Under the new proposal the barrier would veer almost 20 miles into the territory, cutting the northern section of the West Bank in two for much of its width. The new section will take several months to build and would incorporate on the "Israeli" side a bloc of settlements -- Ariel, Kedumim, Karnei Shomron and Emmanuel -- where some 45,000 Israelis live.
The United States backed the Palestinians' opposition to the barrier's extension when the idea was first raised several months ago. But excluding Ariel -- with 18,000 residents, the second-largest West Bank settlement -- is politically tough for Sharon, who draws much of his support from settlers and their backers.
Sharon himself avoided discussing the issue in detail until Monday, when he said that Ariel would be included and that "if we reach a point where the matter once again creates a dispute, we will sit with the Americans again."
In an apparent attempt to dampen criticism, the proposal to be brought before the Cabinet leaves gaps throughout the barrier "at least for the time being," said Sharon adviser Zalman Shoval, adding that the idea was discussed with U.S. officials.

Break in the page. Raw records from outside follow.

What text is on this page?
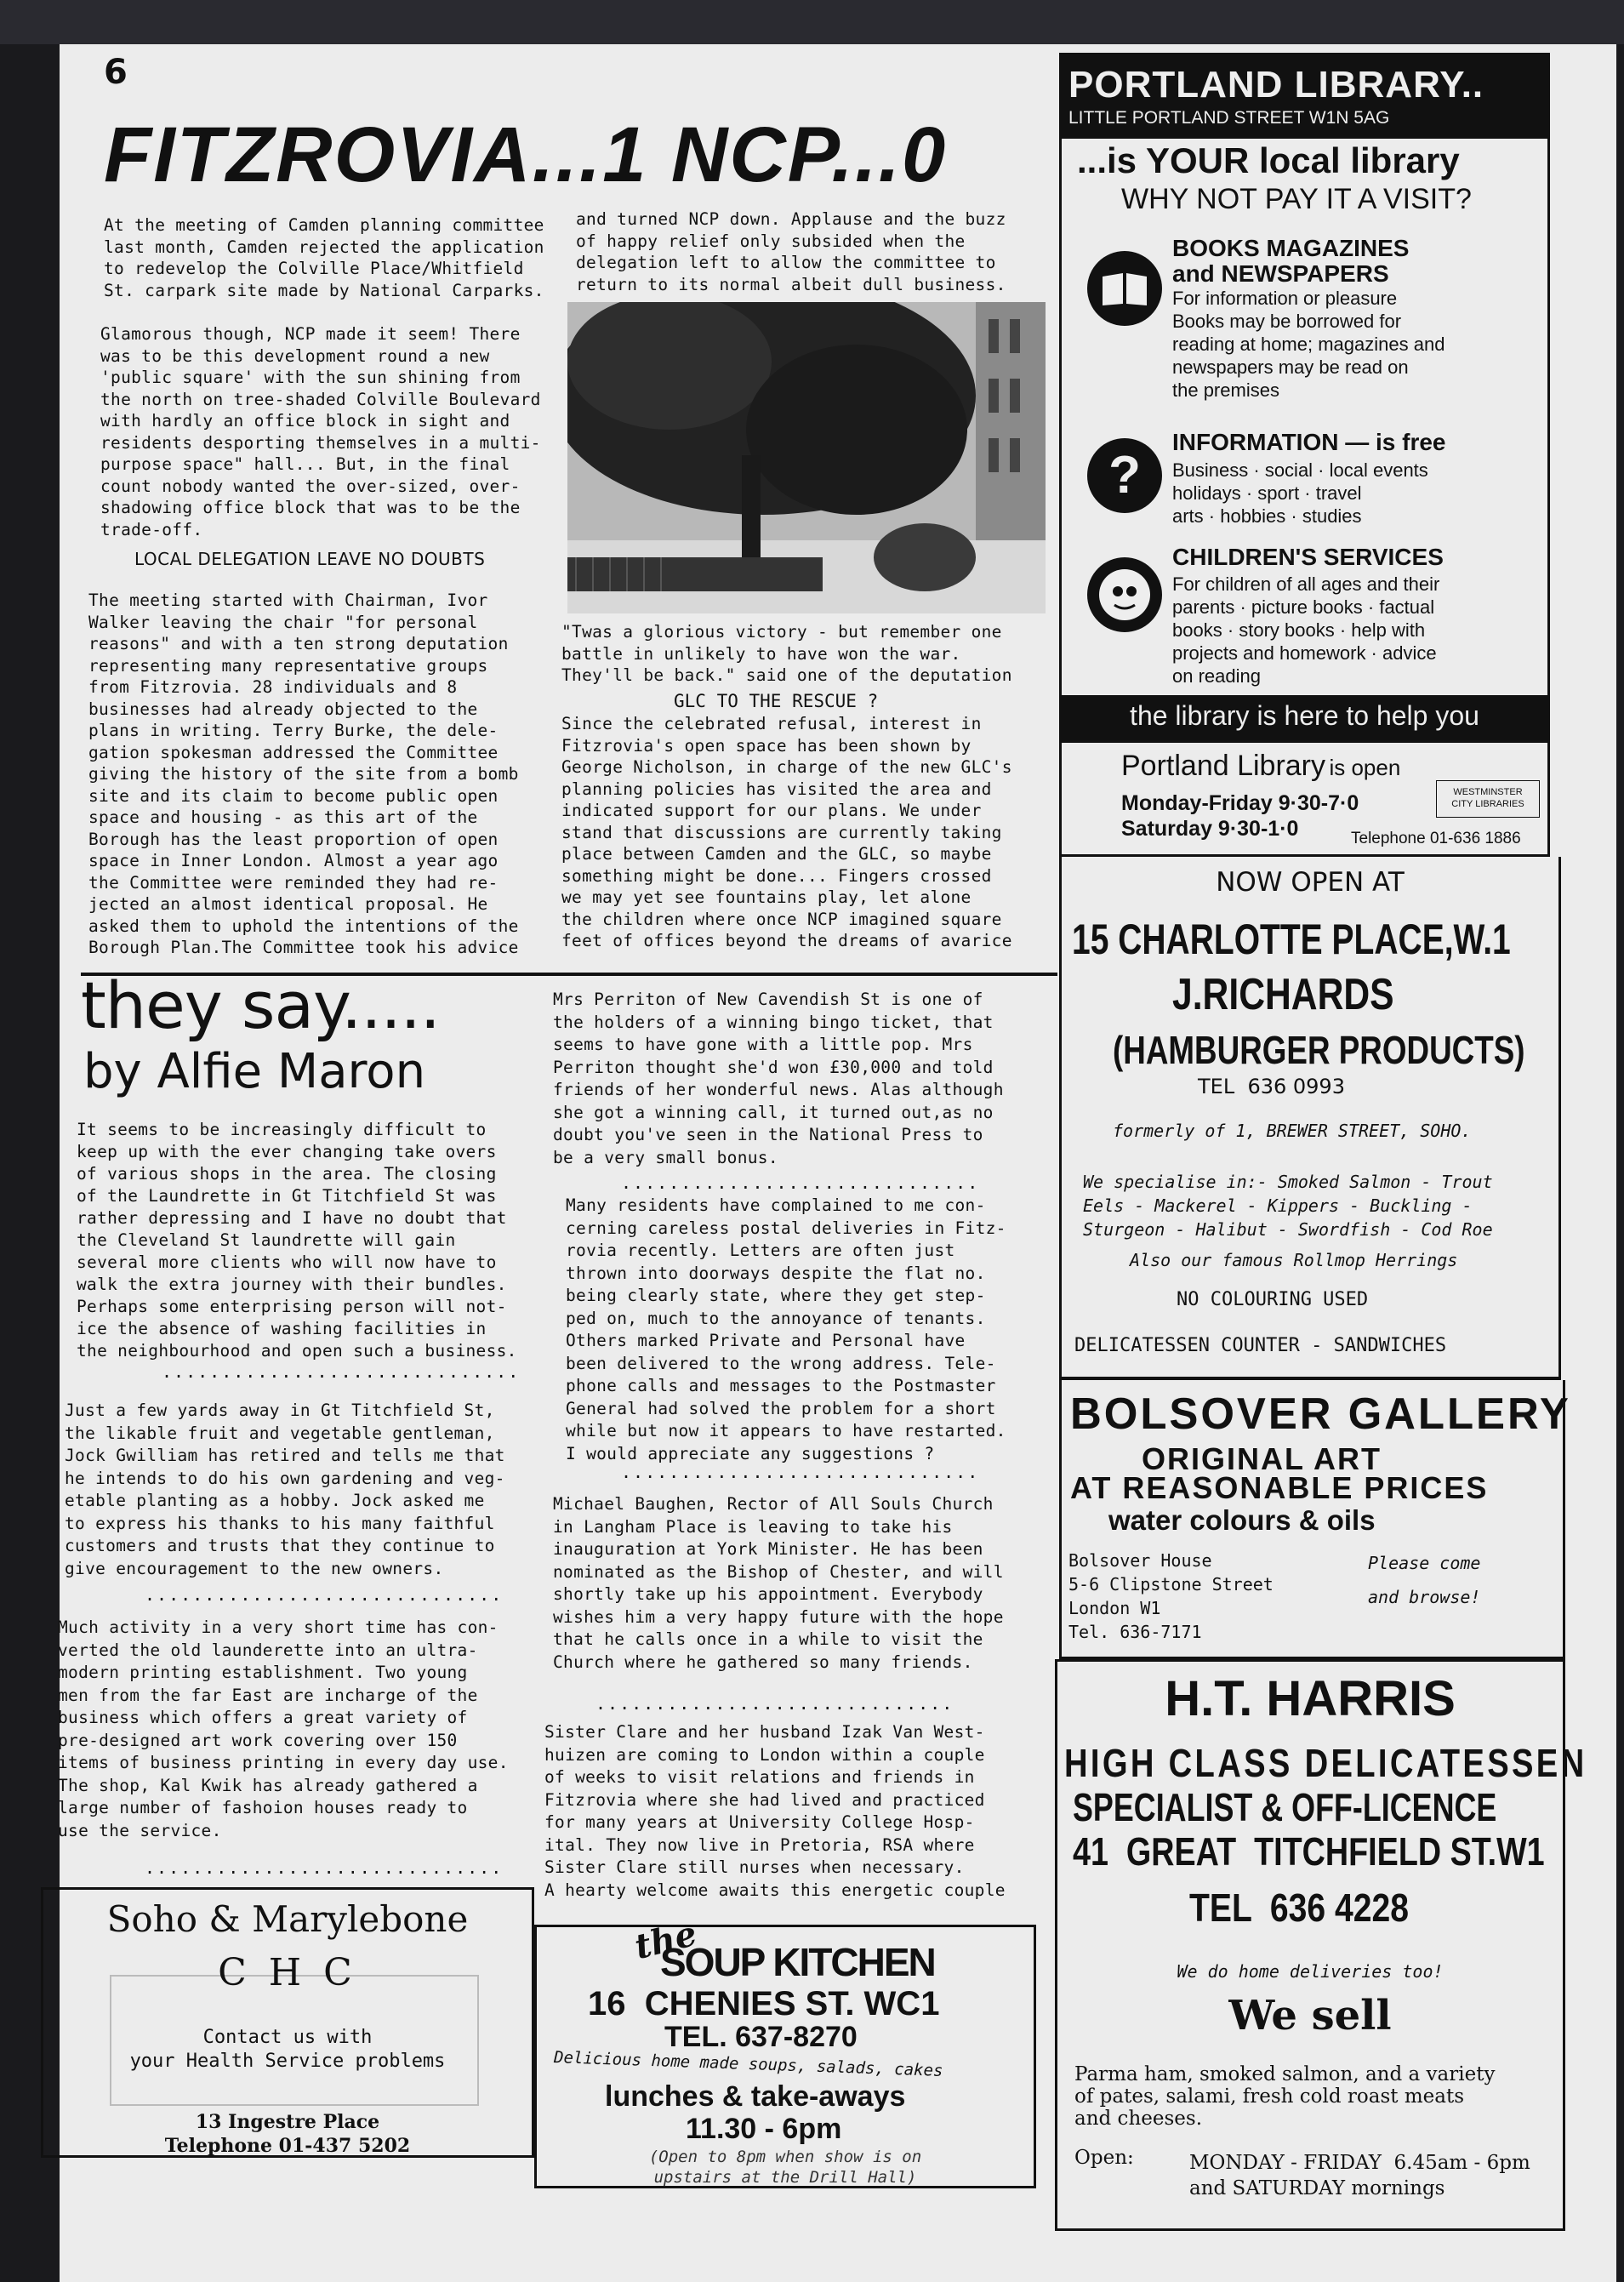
6
FITZROVIA...1 NCP...0
At the meeting of Camden planning committee
last month, Camden rejected the application
to redevelop the Colville Place/Whitfield
St. carpark site made by National Carparks.
and turned NCP down. Applause and the buzz
of happy relief only subsided when the
delegation left to allow the committee to
return to its normal albeit dull business.
Glamorous though, NCP made it seem! There
was to be this development round a new
'public square' with the sun shining from
the north on tree-shaded Colville Boulevard
with hardly an office block in sight and
residents desporting themselves in a multi-
purpose space" hall... But, in the final
count nobody wanted the over-sized, over-
shadowing office block that was to be the
trade-off.
LOCAL DELEGATION LEAVE NO DOUBTS
The meeting started with Chairman, Ivor
Walker leaving the chair "for personal
reasons" and with a ten strong deputation
representing many representative groups
from Fitzrovia. 28 individuals and 8
businesses had already objected to the
plans in writing. Terry Burke, the dele-
gation spokesman addressed the Committee
giving the history of the site from a bomb
site and its claim to become public open
space and housing - as this art of the
Borough has the least proportion of open
space in Inner London. Almost a year ago
the Committee were reminded they had re-
jected an almost identical proposal. He
asked them to uphold the intentions of the
Borough Plan.The Committee took his advice
"Twas a glorious victory - but remember one
battle in unlikely to have won the war.
They'll be back." said one of the deputation
GLC TO THE RESCUE ?
Since the celebrated refusal, interest in
Fitzrovia's open space has been shown by
George Nicholson, in charge of the new GLC's
planning policies has visited the area and
indicated support for our plans. We under
stand that discussions are currently taking
place between Camden and the GLC, so maybe
something might be done... Fingers crossed
we may yet see fountains play, let alone
the children where once NCP imagined square
feet of offices beyond the dreams of avarice
they say.....
by Alfie Maron
It seems to be increasingly difficult to
keep up with the ever changing take overs
of various shops in the area. The closing
of the Laundrette in Gt Titchfield St was
rather depressing and I have no doubt that
the Cleveland St laundrette will gain
several more clients who will now have to
walk the extra journey with their bundles.
Perhaps some enterprising person will not-
ice the absence of washing facilities in
the neighbourhood and open such a business.
..............................
Just a few yards away in Gt Titchfield St,
the likable fruit and vegetable gentleman,
Jock Gwilliam has retired and tells me that
he intends to do his own gardening and veg-
etable planting as a hobby. Jock asked me
to express his thanks to his many faithful
customers and trusts that they continue to
give encouragement to the new owners.
..............................
Much activity in a very short time has con-
verted the old launderette into an ultra-
modern printing establishment. Two young
men from the far East are incharge of the
business which offers a great variety of
pre-designed art work covering over 150
items of business printing in every day use.
The shop, Kal Kwik has already gathered a
large number of fashoion houses ready to
use the service.
..............................
Mrs Perriton of New Cavendish St is one of
the holders of a winning bingo ticket, that
seems to have gone with a little pop. Mrs
Perriton thought she'd won £30,000 and told
friends of her wonderful news. Alas although
she got a winning call, it turned out,as no
doubt you've seen in the National Press to
be a very small bonus.
..............................
Many residents have complained to me con-
cerning careless postal deliveries in Fitz-
rovia recently. Letters are often just
thrown into doorways despite the flat no.
being clearly state, where they get step-
ped on, much to the annoyance of tenants.
Others marked Private and Personal have
been delivered to the wrong address. Tele-
phone calls and messages to the Postmaster
General had solved the problem for a short
while but now it appears to have restarted.
I would appreciate any suggestions ?
..............................
Michael Baughen, Rector of All Souls Church
in Langham Place is leaving to take his
inauguration at York Minister. He has been
nominated as the Bishop of Chester, and will
shortly take up his appointment. Everybody
wishes him a very happy future with the hope
that he calls once in a while to visit the
Church where he gathered so many friends.
..............................
Sister Clare and her husband Izak Van West-
huizen are coming to London within a couple
of weeks to visit relations and friends in
Fitzrovia where she had lived and practiced
for many years at University College Hosp-
ital. They now live in Pretoria, RSA where
Sister Clare still nurses when necessary.
A hearty welcome awaits this energetic couple
Soho & Marylebone
C H C
Contact us with
your Health Service problems
13 Ingestre Place
Telephone 01-437 5202
the
SOUP KITCHEN
16  CHENIES ST. WC1
TEL. 637-8270
Delicious home made soups, salads, cakes
lunches & take-aways
11.30 - 6pm
(Open to 8pm when show is on
upstairs at the Drill Hall)
PORTLAND LIBRARY..
LITTLE PORTLAND STREET W1N 5AG
...is YOUR local library
WHY NOT PAY IT A VISIT?
BOOKS MAGAZINES
and NEWSPAPERS
For information or pleasure
Books may be borrowed for
reading at home; magazines and
newspapers may be read on
the premises
?
INFORMATION — is free
Business · social · local events
holidays · sport · travel
arts · hobbies · studies
CHILDREN'S SERVICES
For children of all ages and their
parents · picture books · factual
books · story books · help with
projects and homework · advice
on reading
the library is here to help you
Portland Library is open
Monday-Friday 9·30-7·0
Saturday 9·30-1·0
WESTMINSTER
CITY LIBRARIES
Telephone 01-636 1886
NOW OPEN AT
15 CHARLOTTE PLACE,W.1
J.RICHARDS
(HAMBURGER PRODUCTS)
TEL  636 0993
formerly of 1, BREWER STREET, SOHO.
We specialise in:- Smoked Salmon - Trout
Eels - Mackerel - Kippers - Buckling -
Sturgeon - Halibut - Swordfish - Cod Roe
Also our famous Rollmop Herrings
NO COLOURING USED
DELICATESSEN COUNTER - SANDWICHES
BOLSOVER GALLERY
ORIGINAL ART
AT REASONABLE PRICES
water colours & oils
Bolsover House
5-6 Clipstone Street
London W1
Tel. 636-7171
Please come

and browse!
H.T. HARRIS
HIGH CLASS DELICATESSEN
SPECIALIST & OFF-LICENCE
41  GREAT  TITCHFIELD ST.W1
TEL  636 4228
We do home deliveries too!
We sell
Parma ham, smoked salmon, and a variety
of pates, salami, fresh cold roast meats
and cheeses.
Open:	MONDAY - FRIDAY  6.45am - 6pm
and SATURDAY mornings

The United States sees the barrier as possibly defining an eventual border. If Ariel is encircled and put on the "Israeli" side, it would imply that Israel plans to pre-empt negotiations and annex that part of the West Bank. Leaving a gap implies flexibility over the final border and might deflect U.S. criticism, at least for now.
The gaps would be filled in with "security obstacles" including patrols by soldiers "to make it as impenetrable as possible," he said. Shaviro said the gaps would also be policed with electronic sensors and motion detectors.
If attackers make it through the gaps, Israel might close off the barrier completely, Shoval said.
Israel says the barrier is necessary to stop suicide bombers who alone have killed more than 400 people in three years of fighting -- and it points to the success of a fence already in place for years around the Gaza Strip, where no suicide bombers have crossed in that period.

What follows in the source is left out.